The lady who orchestrated the picture, Claudia MacIntosh Bowman, and I started an email friendship and I began to think maybe I could return one day and have the adventure I had set out to experience the first time. My therapist thought returning would be good for me, and my parents encouraged the idea.

I was nervous about coming back. I was worried that it would be too difficult, or maybe these people who were being so nice to me would not like me when they met me, but when I arrived and saw Claudia at the airport it was like coming home to family.
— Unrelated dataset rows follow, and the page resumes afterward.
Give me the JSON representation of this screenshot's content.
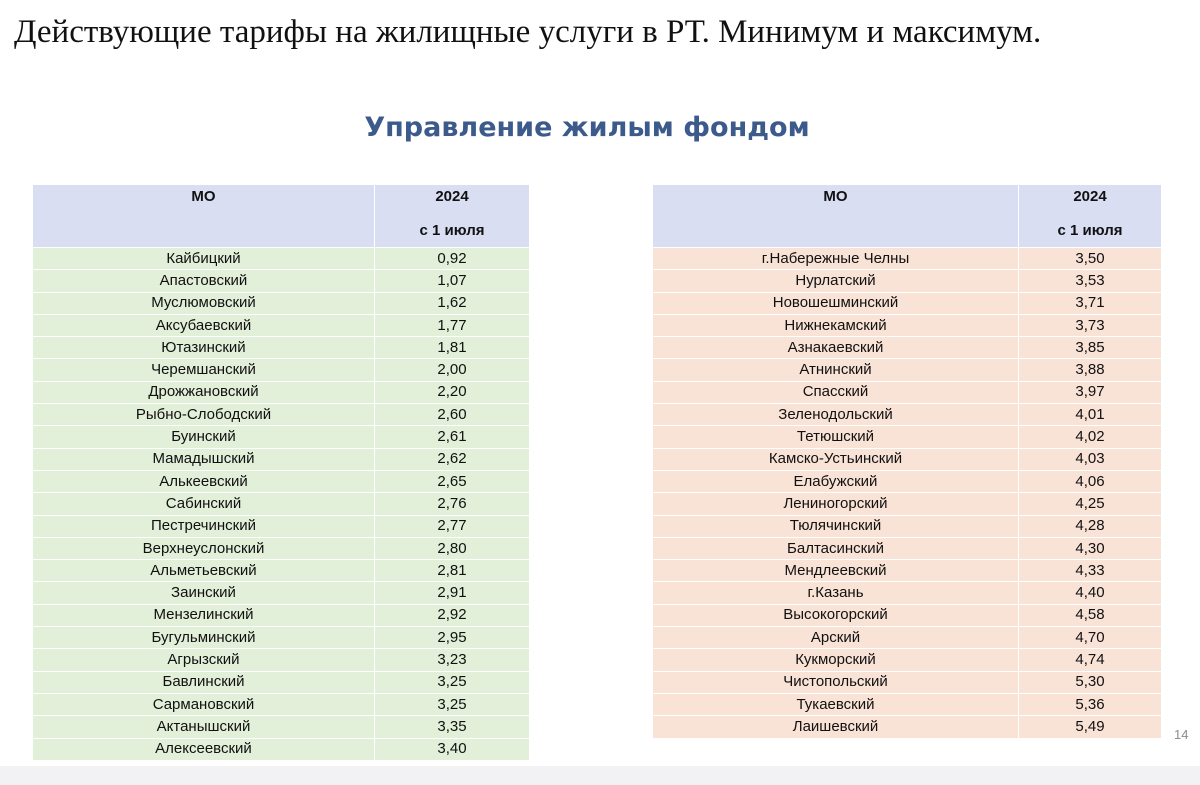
{
  "heading": "Действующие тарифы на жилищные услуги в РТ. Минимум и максимум.",
  "subheading": "Управление жилым фондом",
  "left_table": {
    "col_mo": "МО",
    "col_year": "2024",
    "col_from": "с 1 июля",
    "rows": [
      {
        "mo": "Кайбицкий",
        "value": "0,92"
      },
      {
        "mo": "Апастовский",
        "value": "1,07"
      },
      {
        "mo": "Муслюмовский",
        "value": "1,62"
      },
      {
        "mo": "Аксубаевский",
        "value": "1,77"
      },
      {
        "mo": "Ютазинский",
        "value": "1,81"
      },
      {
        "mo": "Черемшанский",
        "value": "2,00"
      },
      {
        "mo": "Дрожжановский",
        "value": "2,20"
      },
      {
        "mo": "Рыбно-Слободский",
        "value": "2,60"
      },
      {
        "mo": "Буинский",
        "value": "2,61"
      },
      {
        "mo": "Мамадышский",
        "value": "2,62"
      },
      {
        "mo": "Алькеевский",
        "value": "2,65"
      },
      {
        "mo": "Сабинский",
        "value": "2,76"
      },
      {
        "mo": "Пестречинский",
        "value": "2,77"
      },
      {
        "mo": "Верхнеуслонский",
        "value": "2,80"
      },
      {
        "mo": "Альметьевский",
        "value": "2,81"
      },
      {
        "mo": "Заинский",
        "value": "2,91"
      },
      {
        "mo": "Мензелинский",
        "value": "2,92"
      },
      {
        "mo": "Бугульминский",
        "value": "2,95"
      },
      {
        "mo": "Агрызский",
        "value": "3,23"
      },
      {
        "mo": "Бавлинский",
        "value": "3,25"
      },
      {
        "mo": "Сармановский",
        "value": "3,25"
      },
      {
        "mo": "Актанышский",
        "value": "3,35"
      },
      {
        "mo": "Алексеевский",
        "value": "3,40"
      }
    ]
  },
  "right_table": {
    "col_mo": "МО",
    "col_year": "2024",
    "col_from": "с 1 июля",
    "rows": [
      {
        "mo": "г.Набережные Челны",
        "value": "3,50"
      },
      {
        "mo": "Нурлатский",
        "value": "3,53"
      },
      {
        "mo": "Новошешминский",
        "value": "3,71"
      },
      {
        "mo": "Нижнекамский",
        "value": "3,73"
      },
      {
        "mo": "Азнакаевский",
        "value": "3,85"
      },
      {
        "mo": "Атнинский",
        "value": "3,88"
      },
      {
        "mo": "Спасский",
        "value": "3,97"
      },
      {
        "mo": "Зеленодольский",
        "value": "4,01"
      },
      {
        "mo": "Тетюшский",
        "value": "4,02"
      },
      {
        "mo": "Камско-Устьинский",
        "value": "4,03"
      },
      {
        "mo": "Елабужский",
        "value": "4,06"
      },
      {
        "mo": "Лениногорский",
        "value": "4,25"
      },
      {
        "mo": "Тюлячинский",
        "value": "4,28"
      },
      {
        "mo": "Балтасинский",
        "value": "4,30"
      },
      {
        "mo": "Мендлеевский",
        "value": "4,33"
      },
      {
        "mo": "г.Казань",
        "value": "4,40"
      },
      {
        "mo": "Высокогорский",
        "value": "4,58"
      },
      {
        "mo": "Арский",
        "value": "4,70"
      },
      {
        "mo": "Кукморский",
        "value": "4,74"
      },
      {
        "mo": "Чистопольский",
        "value": "5,30"
      },
      {
        "mo": "Тукаевский",
        "value": "5,36"
      },
      {
        "mo": "Лаишевский",
        "value": "5,49"
      }
    ]
  },
  "page_number": "14",
  "colors": {
    "header_bg": "#d9def2",
    "left_rows_bg": "#e2efd9",
    "right_rows_bg": "#f9e2d6",
    "subheading": "#3c5a8c"
  }
}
Claudia had sent out messages to the community of my imminent arrival and people opened their homes to me. I have been given experiences, have been fed and taken out and shown how wonderful this city really is. I have been treated with such love. It’s overwhelming.
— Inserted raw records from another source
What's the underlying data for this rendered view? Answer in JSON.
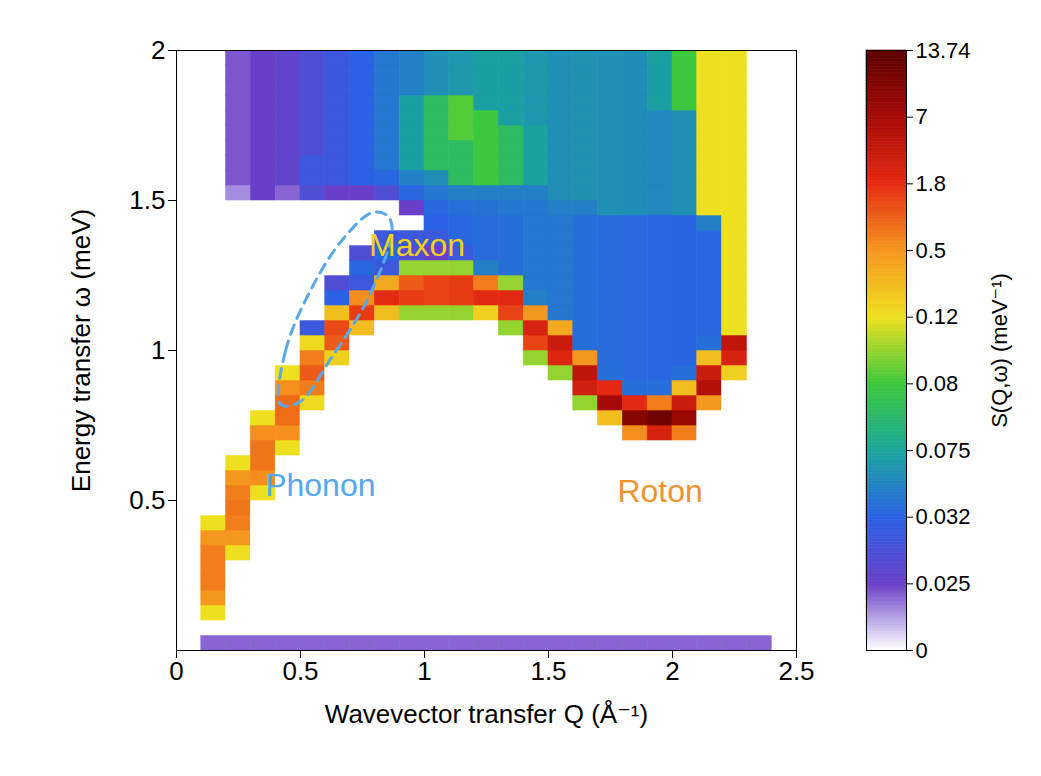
{
  "chart_data": {
    "type": "heatmap",
    "x_label": "Wavevector transfer Q (Å⁻¹)",
    "y_label": "Energy transfer ω (meV)",
    "xlim": [
      0,
      2.5
    ],
    "ylim": [
      0,
      2
    ],
    "xticks": [
      0,
      0.5,
      1,
      1.5,
      2,
      2.5
    ],
    "yticks": [
      0.5,
      1,
      1.5,
      2
    ],
    "x_bins": [
      0.1,
      0.2,
      0.3,
      0.4,
      0.5,
      0.6,
      0.7,
      0.8,
      0.9,
      1.0,
      1.1,
      1.2,
      1.3,
      1.4,
      1.5,
      1.6,
      1.7,
      1.8,
      1.9,
      2.0,
      2.1,
      2.2,
      2.3,
      2.4
    ],
    "y_bins": [
      0,
      0.05,
      0.1,
      0.15,
      0.2,
      0.25,
      0.3,
      0.35,
      0.4,
      0.45,
      0.5,
      0.55,
      0.6,
      0.65,
      0.7,
      0.75,
      0.8,
      0.85,
      0.9,
      0.95,
      1.0,
      1.05,
      1.1,
      1.15,
      1.2,
      1.25,
      1.3,
      1.35,
      1.4,
      1.45,
      1.5,
      1.55,
      1.6,
      1.65,
      1.7,
      1.75,
      1.8,
      1.85,
      1.9,
      1.95,
      2.0
    ],
    "cells": [
      [
        0.02,
        0,
        0.12,
        0.5,
        0.8,
        0.8,
        0.8,
        0.5,
        0.12,
        0,
        0,
        0,
        0,
        0,
        0,
        0,
        0,
        0,
        0,
        0,
        0,
        0,
        0,
        0,
        0,
        0,
        0,
        0,
        0,
        0,
        0,
        0,
        0,
        0,
        0,
        0,
        0,
        0,
        0,
        0
      ],
      [
        0.02,
        0,
        0,
        0,
        0,
        0,
        0.12,
        0.5,
        0.8,
        0.9,
        0.8,
        0.5,
        0.12,
        0,
        0,
        0,
        0,
        0,
        0,
        0,
        0,
        0,
        0,
        0,
        0,
        0,
        0,
        0,
        0,
        0,
        0.015,
        0.022,
        0.022,
        0.022,
        0.022,
        0.022,
        0.022,
        0.022,
        0.022,
        0.022
      ],
      [
        0.02,
        0,
        0,
        0,
        0,
        0,
        0,
        0,
        0,
        0,
        0.12,
        0.6,
        0.9,
        0.9,
        0.6,
        0.12,
        0,
        0,
        0,
        0,
        0,
        0,
        0,
        0,
        0,
        0,
        0,
        0,
        0,
        0,
        0.025,
        0.025,
        0.025,
        0.025,
        0.025,
        0.025,
        0.025,
        0.025,
        0.025,
        0.025
      ],
      [
        0.02,
        0,
        0,
        0,
        0,
        0,
        0,
        0,
        0,
        0,
        0,
        0,
        0,
        0.12,
        0.6,
        1.0,
        1.0,
        0.6,
        0.12,
        0,
        0,
        0,
        0,
        0,
        0,
        0,
        0,
        0,
        0,
        0,
        0.02,
        0.026,
        0.026,
        0.026,
        0.026,
        0.026,
        0.026,
        0.026,
        0.026,
        0.026
      ],
      [
        0.02,
        0,
        0,
        0,
        0,
        0,
        0,
        0,
        0,
        0,
        0,
        0,
        0,
        0,
        0,
        0,
        0.15,
        0.8,
        1.2,
        0.8,
        0.15,
        0.03,
        0,
        0,
        0,
        0,
        0,
        0,
        0,
        0,
        0.028,
        0.03,
        0.03,
        0.028,
        0.028,
        0.028,
        0.028,
        0.028,
        0.028,
        0.028
      ],
      [
        0.02,
        0,
        0,
        0,
        0,
        0,
        0,
        0,
        0,
        0,
        0,
        0,
        0,
        0,
        0,
        0,
        0,
        0,
        0,
        0.2,
        1.2,
        1.4,
        0.3,
        0.032,
        0.028,
        0,
        0,
        0,
        0,
        0,
        0.025,
        0.03,
        0.03,
        0.03,
        0.03,
        0.03,
        0.03,
        0.03,
        0.03,
        0.03
      ],
      [
        0.02,
        0,
        0,
        0,
        0,
        0,
        0,
        0,
        0,
        0,
        0,
        0,
        0,
        0,
        0,
        0,
        0,
        0,
        0,
        0,
        0,
        0.3,
        1.6,
        0.6,
        0.03,
        0.035,
        0.028,
        0,
        0,
        0,
        0.025,
        0.032,
        0.032,
        0.032,
        0.032,
        0.032,
        0.032,
        0.032,
        0.032,
        0.032
      ],
      [
        0.02,
        0,
        0,
        0,
        0,
        0,
        0,
        0,
        0,
        0,
        0,
        0,
        0,
        0,
        0,
        0,
        0,
        0,
        0,
        0,
        0,
        0,
        0.3,
        1.8,
        0.4,
        0.03,
        0.035,
        0.03,
        0,
        0,
        0.028,
        0.035,
        0.045,
        0.045,
        0.045,
        0.045,
        0.045,
        0.045,
        0.045,
        0.045
      ],
      [
        0.02,
        0,
        0,
        0,
        0,
        0,
        0,
        0,
        0,
        0,
        0,
        0,
        0,
        0,
        0,
        0,
        0,
        0,
        0,
        0,
        0,
        0,
        0.1,
        1.6,
        1.2,
        0.1,
        0.028,
        0.03,
        0,
        0.025,
        0.035,
        0.05,
        0.07,
        0.07,
        0.07,
        0.07,
        0.07,
        0.05,
        0.05,
        0.05
      ],
      [
        0.02,
        0,
        0,
        0,
        0,
        0,
        0,
        0,
        0,
        0,
        0,
        0,
        0,
        0,
        0,
        0,
        0,
        0,
        0,
        0,
        0,
        0,
        0.1,
        1.5,
        1.5,
        0.1,
        0.025,
        0.03,
        0.032,
        0.035,
        0.045,
        0.06,
        0.078,
        0.078,
        0.078,
        0.078,
        0.078,
        0.06,
        0.06,
        0.06
      ],
      [
        0.02,
        0,
        0,
        0,
        0,
        0,
        0,
        0,
        0,
        0,
        0,
        0,
        0,
        0,
        0,
        0,
        0,
        0,
        0,
        0,
        0,
        0,
        0.1,
        1.6,
        1.6,
        0.1,
        0.03,
        0.035,
        0.035,
        0.04,
        0.05,
        0.078,
        0.078,
        0.078,
        0.085,
        0.085,
        0.085,
        0.065,
        0.065,
        0.065
      ],
      [
        0.02,
        0,
        0,
        0,
        0,
        0,
        0,
        0,
        0,
        0,
        0,
        0,
        0,
        0,
        0,
        0,
        0,
        0,
        0,
        0,
        0,
        0,
        0.2,
        2.0,
        0.8,
        0.05,
        0.038,
        0.038,
        0.038,
        0.042,
        0.05,
        0.08,
        0.08,
        0.08,
        0.08,
        0.08,
        0.07,
        0.07,
        0.07,
        0.07
      ],
      [
        0.02,
        0,
        0,
        0,
        0,
        0,
        0,
        0,
        0,
        0,
        0,
        0,
        0,
        0,
        0,
        0,
        0,
        0,
        0,
        0,
        0,
        0.1,
        1.5,
        2.0,
        0.1,
        0.04,
        0.04,
        0.04,
        0.04,
        0.045,
        0.05,
        0.078,
        0.078,
        0.078,
        0.078,
        0.07,
        0.07,
        0.07,
        0.07,
        0.07
      ],
      [
        0.02,
        0,
        0,
        0,
        0,
        0,
        0,
        0,
        0,
        0,
        0,
        0,
        0,
        0,
        0,
        0,
        0,
        0,
        0,
        0.1,
        1.5,
        3.0,
        0.5,
        0.05,
        0.045,
        0.045,
        0.045,
        0.045,
        0.045,
        0.045,
        0.05,
        0.072,
        0.072,
        0.072,
        0.072,
        0.065,
        0.065,
        0.065,
        0.065,
        0.065
      ],
      [
        0.02,
        0,
        0,
        0,
        0,
        0,
        0,
        0,
        0,
        0,
        0,
        0,
        0,
        0,
        0,
        0,
        0,
        0,
        0.1,
        2.5,
        4.0,
        0.4,
        0.045,
        0.045,
        0.045,
        0.045,
        0.045,
        0.045,
        0.045,
        0.05,
        0.06,
        0.06,
        0.06,
        0.06,
        0.06,
        0.06,
        0.06,
        0.06,
        0.06,
        0.06
      ],
      [
        0.02,
        0,
        0,
        0,
        0,
        0,
        0,
        0,
        0,
        0,
        0,
        0,
        0,
        0,
        0,
        0,
        0.1,
        3.5,
        5.0,
        0.5,
        0.04,
        0.04,
        0.04,
        0.04,
        0.04,
        0.04,
        0.04,
        0.04,
        0.04,
        0.05,
        0.062,
        0.062,
        0.062,
        0.062,
        0.062,
        0.062,
        0.062,
        0.062,
        0.062,
        0.062
      ],
      [
        0.02,
        0,
        0,
        0,
        0,
        0,
        0,
        0,
        0,
        0,
        0,
        0,
        0,
        0,
        0,
        0.3,
        7.0,
        2.0,
        0.04,
        0.038,
        0.038,
        0.038,
        0.038,
        0.038,
        0.038,
        0.038,
        0.038,
        0.038,
        0.038,
        0.06,
        0.06,
        0.06,
        0.06,
        0.06,
        0.06,
        0.06,
        0.06,
        0.06,
        0.06,
        0.06
      ],
      [
        0.02,
        0,
        0,
        0,
        0,
        0,
        0,
        0,
        0,
        0,
        0,
        0,
        0,
        0,
        0.6,
        10,
        2.0,
        0.04,
        0.036,
        0.036,
        0.036,
        0.036,
        0.036,
        0.036,
        0.036,
        0.036,
        0.036,
        0.036,
        0.036,
        0.058,
        0.058,
        0.058,
        0.058,
        0.058,
        0.058,
        0.058,
        0.058,
        0.058,
        0.058,
        0.058
      ],
      [
        0.02,
        0,
        0,
        0,
        0,
        0,
        0,
        0,
        0,
        0,
        0,
        0,
        0,
        0,
        3.0,
        12,
        0.8,
        0.04,
        0.035,
        0.035,
        0.035,
        0.035,
        0.035,
        0.035,
        0.035,
        0.035,
        0.035,
        0.035,
        0.035,
        0.055,
        0.055,
        0.055,
        0.055,
        0.055,
        0.055,
        0.055,
        0.07,
        0.07,
        0.07,
        0.07
      ],
      [
        0.02,
        0,
        0,
        0,
        0,
        0,
        0,
        0,
        0,
        0,
        0,
        0,
        0,
        0,
        0.8,
        8,
        4,
        0.3,
        0.04,
        0.034,
        0.034,
        0.034,
        0.034,
        0.034,
        0.034,
        0.034,
        0.034,
        0.034,
        0.034,
        0.06,
        0.06,
        0.06,
        0.06,
        0.06,
        0.06,
        0.06,
        0.08,
        0.08,
        0.08,
        0.08
      ],
      [
        0.02,
        0,
        0,
        0,
        0,
        0,
        0,
        0,
        0,
        0,
        0,
        0,
        0,
        0,
        0,
        0,
        0.5,
        6.0,
        4.0,
        0.3,
        0.04,
        0.035,
        0.035,
        0.035,
        0.035,
        0.035,
        0.035,
        0.035,
        0.05,
        0.12,
        0.12,
        0.12,
        0.12,
        0.12,
        0.12,
        0.12,
        0.12,
        0.12,
        0.12,
        0.12
      ],
      [
        0.02,
        0,
        0,
        0,
        0,
        0,
        0,
        0,
        0,
        0,
        0,
        0,
        0,
        0,
        0,
        0,
        0,
        0,
        0.2,
        3.0,
        5.0,
        0.12,
        0.12,
        0.12,
        0.12,
        0.12,
        0.12,
        0.12,
        0.12,
        0.12,
        0.12,
        0.12,
        0.12,
        0.12,
        0.12,
        0.12,
        0.12,
        0.12,
        0.12,
        0.12
      ],
      [
        0.02,
        0,
        0,
        0,
        0,
        0,
        0,
        0,
        0,
        0,
        0,
        0,
        0,
        null,
        null,
        null,
        null,
        null,
        null,
        null,
        null,
        null,
        null,
        null,
        null,
        null,
        null,
        null,
        null,
        null,
        null,
        null,
        null,
        null,
        null,
        null,
        null,
        null,
        null,
        null
      ]
    ],
    "colorbar": {
      "label": "S(Q,ω) (meV⁻¹)",
      "ticks": [
        0,
        0.025,
        0.032,
        0.075,
        0.08,
        0.12,
        0.5,
        1.8,
        7,
        13.74
      ],
      "colors": [
        "#ffffff",
        "#6a3fc8",
        "#2a62e6",
        "#1aa79a",
        "#3cc83c",
        "#eee020",
        "#f5961e",
        "#e52a12",
        "#a60a06",
        "#5c0000"
      ]
    },
    "annotations": [
      {
        "text": "Maxon",
        "x": 0.97,
        "y": 1.35,
        "color": "#f2d21b"
      },
      {
        "text": "Phonon",
        "x": 0.58,
        "y": 0.55,
        "color": "#53a8f0"
      },
      {
        "text": "Roton",
        "x": 1.95,
        "y": 0.53,
        "color": "#f0932b"
      }
    ],
    "outline": {
      "x": [
        0.42,
        0.44,
        0.54,
        0.67,
        0.79,
        0.85,
        0.87,
        0.77,
        0.62,
        0.5
      ],
      "y": [
        0.82,
        1.0,
        1.2,
        1.37,
        1.46,
        1.45,
        1.4,
        1.17,
        0.97,
        0.83
      ],
      "color": "#5aa9e6",
      "line_style": "dashed"
    }
  }
}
Claudia told me she had a friend who is a documentary maker and that she would be interested in documenting my experience here. I was unsure at first but when I met Rani (Chaleyer) I just knew that I trusted her with my story.

I realised it was important to show my journey to inspire other women to come forward if they experience something like this. You don’t have to go to the police, but you need to tell someone you trust. You can’t just hide it away.

When I told Rani I wanted to go back to the alley I was attacked in she questioned if it was a good idea. I had discussed it with my therapist before I left Belgium and I just knew it was something I needed to do. I went during the day, and it looked different to how it looked the night I was assaulted. As I stood there it felt so heavy in my bones, in my heart. I didn’t cry, but I felt so much pain for a minute and it was all right there. And then it wasn’t.

Suddenly, that space was not his anymore. That alley, that horrible experience, and now this new experience, it was mine and I reclaimed it.

What happened to me is awful, I still have bad days and I will carry it for the rest of my life, but this thing does not define who I am. And this trip, and these people in this community have restored my faith in humankind.

Belgium traveler

8 thoughts on “The healing power…

  1. Poingant story Bill, the love of humanity is a powerful healer. She had a lot of courage to return to Australia, and the woman that reached out to her was very persistantt o find her even though it must not have been easy.


    • HI Kathryn – I think it’s remarkable that these people who lived in the area got together and took the trouble to do this. And the impact their compassion had on the woman who’d been raped. I remember reading the story at the time, and I was really devastated by it. It’s so good that this positive spin on the story has now come to light.


    • Hi Julie – I agree – very powerful.

      I wonder if the people who perpetrate these crimes – particularly crimes against women – give any thought to the long term damage it causes. Sometimes lifetime damage.